How Does Dog Care Differ Across Breeds?

People often say a pet is a lot of responsibility, and they aren't wrong. Pets need a lot of attention and care, including dog breeds with the most basic grooming and care needs. Though not every dog needs the same level of attention in every category, some dogs need special treatment.

When picking out a new dog, the breed should be the most important aspect. A dog's breed can tell you what she will and won't need. After all, a rottweiler and a Chihuahua will have a lot of differences in terms of their care needs. Everything matters, from size, fur, health, and other aspects of the dog's breed.


One of the more obvious differences in dogs is how often they need to be groomed, if ever. Some dogs shed their hair, like Labradors, and will not require regular grooming. Meanwhile, other dogs don't shed, like Yorkshire terriers, and will need to have their hair cut every few weeks for proper hygiene.

Continually shedding dogs or dogs with long hair will need to be brushed regularly. If not brushed, long-haired dogs will develop painful mats filled with outside debris. Brushing a shedding dog will keep the extra hair from getting around the home and ensure the dog is always comfortable.


While some dogs are easier to train than others, stereotypes about training certain breeds usually fall flat.
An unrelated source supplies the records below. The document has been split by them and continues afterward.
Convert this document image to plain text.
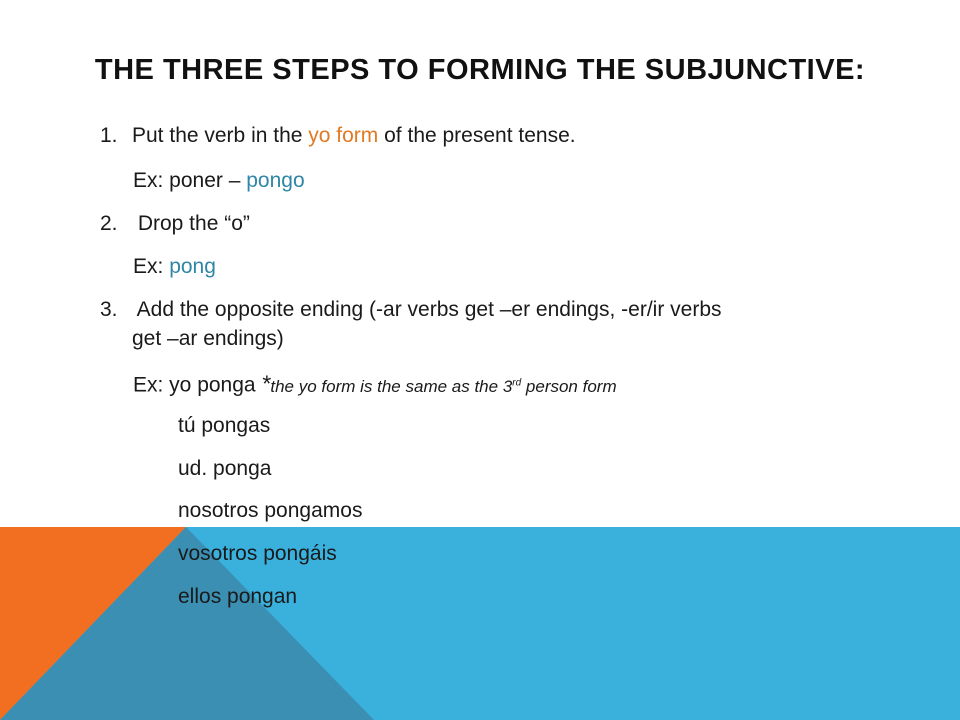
THE THREE STEPS TO FORMING THE SUBJUNCTIVE:
1. Put the verb in the yo form of the present tense.
Ex: poner – pongo
2. Drop the “o”
Ex: pong
3. Add the opposite ending (-ar verbs get –er endings, -er/ir verbs
get –ar endings)
Ex: yo ponga *the yo form is the same as the 3rd person form
tú pongas
ud. ponga
nosotros pongamos
vosotros pongáis
ellos pongan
Not all beagles howl all the time, and not all pit bulls are aggressive. Despite rumors to the contrary, all dog breeds can be trained without special treatment depending on breed. Yes, small and large dogs will be trained in the same things using slightly different techniques, but the execution is the same.

The most important tip is positive reinforcement. All dogs like to be praised and will do the same things over again hoping for similar results, much like people. Provide rewards based on the dog's personality and breed. Terriers may prefer a treat while a basset hounds might like a game of tug. Find out what your particular dog likes most and reward her accordingly. Just remember to keep the positive motivation consistent!


For dogs, playing is exercise. Some dogs prefer to be lazy, so their exercise may consist of a daily walk around the neighborhood with their owner. Other dogs, such as border collies and huskies, are very energetic and like to be active. Most importantly, dogs love to play with their owners or other dogs rather than by themselves.

A toy dog left to play alone may become mischievous to get more attention. Digging in the yard or chewing on shoes is only the tip of the iceberg. At the same time, some dogs can become lonely and withdrawn if left alone. Training not to be overly dependent on the owner is an excellent way to keep your dog happy and hopeful when you have to be away.


Dogs should eat dog food as often as possible, while human food remains an occasional treat if fed to them at all. While not all human food is harmful to dogs, not knowing the difference could mean the worst for your pet. There are some foods especially good for your dog, like oatmeal to help with bowel functions and salmon for Omega-3 fatty acids. Even peanut butter can be used to help your dog eat something she doesn't want, like medicine.

No dogs should eat foods containing chocolate, gum, onions, garlic, grapes, alcohol, dairy, coffee, or macadamia nuts. The only diet plan specialized to your dog's breed is portions depending on her size. The rest of the diet plan should be personalized for whatever problems your dog may have, such as obesity, heart issues, cancers, and other specific conditions.

The Perfect Pup

Some breeds are higher maintenance than others, and some dogs like to sleep all day while others prefer to run in circles for hours on end. Every dog is his or her own being and the personality changes are vast, but dividing them by breed can help one gain an understanding early on for what kind of care they'll require. If you can't provide for a dog with high energy and lots of hair, there's no harm in looking on the other end of the spectrum. The dog will love you either way.